Today's National Post (May 14, 2012 ) reported abject capitulation to censorship and thought control. "Evenko, the company announced Friday it was revoking its rental agreement with the French comic. 'Due to contractual conflicts, the Corona Theatre has decided to cancel Dieudonné’s performances scheduled for May 14, 15, 16 and 17,' Evenko said in a statement. It did not elaborate on the nature of the conflicts and company representatives did not return messages."
Needless to say the Zionist censors were pleased. The National Post report continued: “'We are satisfied that with this development, Dieudonné and like-minded individuals will receive the message that in Quebec, hateful agitation is not deserving of an honourable platform,' Mr. Del Negro said. 'While we support freedom of expression, we have a responsibility to relegate anti-Jewish rantings and all expressions of hatred and racism to the margins of society.'” They support freedom of expression? Of course, they do but only for themselves and those who think like them.

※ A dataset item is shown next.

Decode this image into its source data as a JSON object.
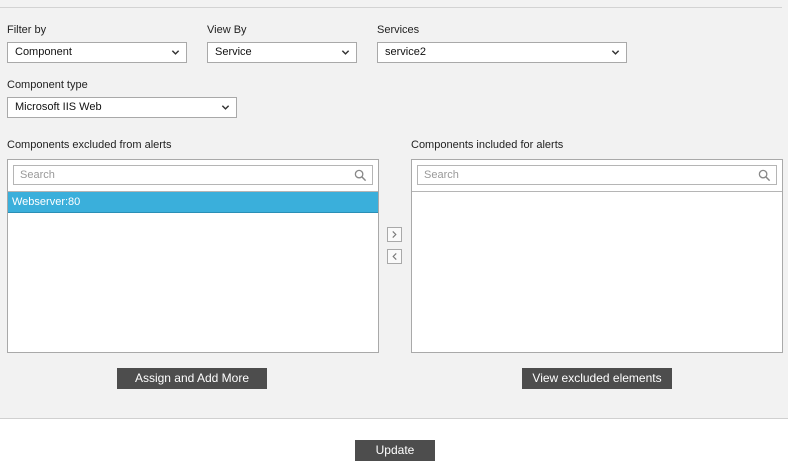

Another Jewish group long associated with attacks on free speech also was ecstatic: "'We are happy that Evenko and Corona Theatre management have decided to remove the public platform from this individual who spreads racism under the guise of humour, and to recognize that such conduct is unacceptable in Quebec,'Moďse Moghrabi, president of the League for Human Rights for B'nai Brith in Quebec, said in a statement." (Montreal Gazette, May 14, 2012)

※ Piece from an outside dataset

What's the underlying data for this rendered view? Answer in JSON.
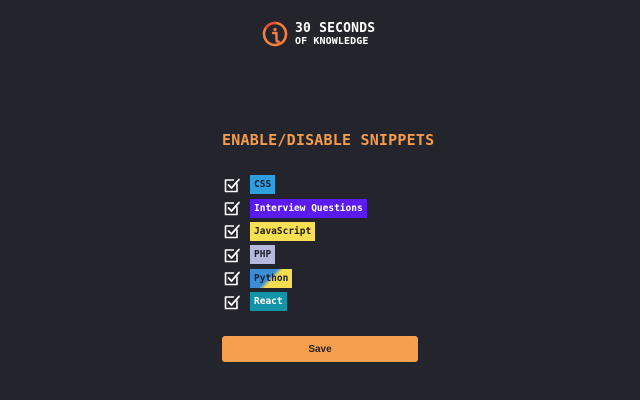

Last week Bob Hepburn of the Toronto Star (May 9, 2012) wrote a puff piece about a new institute trying to figure out why there are negative feelings toward Jews, misnamed "anti-Semitism." "When Catherine Chatterley was growing up in Winnipeg, the first serious book she read was The Diary of Anne Frank. ... 'I was in shock,' Chatterley recalls. 'I couldn’t understand how a girl like Anne Frank could be perceived as a threat to Germany.”'
For Chatterley, who was raised in a devout Lutheran home, the famous book sparked a lifelong fascination with the Jewish people, the Holocaust and anti-Semitism.
That fascination has prompted Chatterley, an adjunct history professor at the University of Manitoba, to develop the first academic institute in Canada to focus on the study of anti-Semitism, which she says is a persistent — and in some parts of the world flourishing — problem facing Jews today. 'There is a void in academia, our universities and our human rights discourse” when it comes to the study of anti-Semitism, she said in a telephone interview from Winnipeg, where the Canadian Institute for the Study of Anti-Semitism (CISA) is based."

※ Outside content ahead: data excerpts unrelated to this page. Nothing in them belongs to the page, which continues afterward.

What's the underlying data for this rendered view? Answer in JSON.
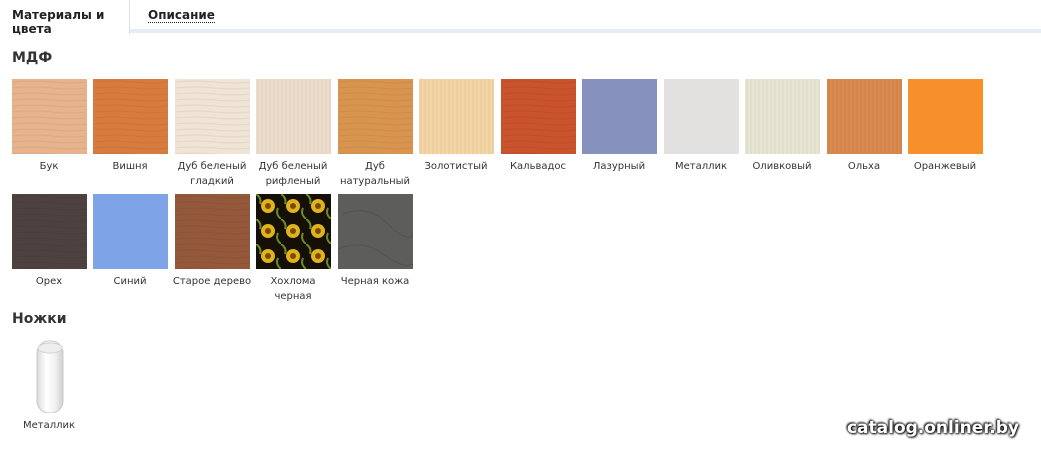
{
  "tabs": {
    "active": "Материалы и цвета",
    "other": "Описание"
  },
  "sections": {
    "mdf": {
      "title": "МДФ",
      "items": [
        {
          "label": "Бук"
        },
        {
          "label": "Вишня"
        },
        {
          "label": "Дуб беленый\nгладкий"
        },
        {
          "label": "Дуб беленый\nрифленый"
        },
        {
          "label": "Дуб\nнатуральный"
        },
        {
          "label": "Золотистый"
        },
        {
          "label": "Кальвадос"
        },
        {
          "label": "Лазурный"
        },
        {
          "label": "Металлик"
        },
        {
          "label": "Оливковый"
        },
        {
          "label": "Ольха"
        },
        {
          "label": "Оранжевый"
        },
        {
          "label": "Орех"
        },
        {
          "label": "Синий"
        },
        {
          "label": "Старое дерево"
        },
        {
          "label": "Хохлома\nчерная"
        },
        {
          "label": "Черная кожа"
        }
      ]
    },
    "legs": {
      "title": "Ножки",
      "items": [
        {
          "label": "Металлик"
        }
      ]
    }
  },
  "watermark": "catalog.onliner.by"
}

Actually, one wonders why she even claims to seek for an answer. She already has formed a conclusion: "In Chatterley’s view, anti-Semitism is the historic product of the Christian accusation that Jews killed Christ. 'Its origins are theological, which is why it has lasted so long' and is known as 'the longest hatred,' she says."
Instead of blaming the poor Christians, Chatterley might look at incidents like the silencing of Dieudonne. Perhaps, people get fed up when spokesmen for a certain group consistently try to silence people they don't like and control whom we get to see and hear. The Zionist lobbyists are Canada's foremost proponents of censorship. Can you remember the last time a spokesman for Canadian Scots or Icelanders, if there even are such spokesman, demanded that this or that comedian be silenced for saying unkind things about their group?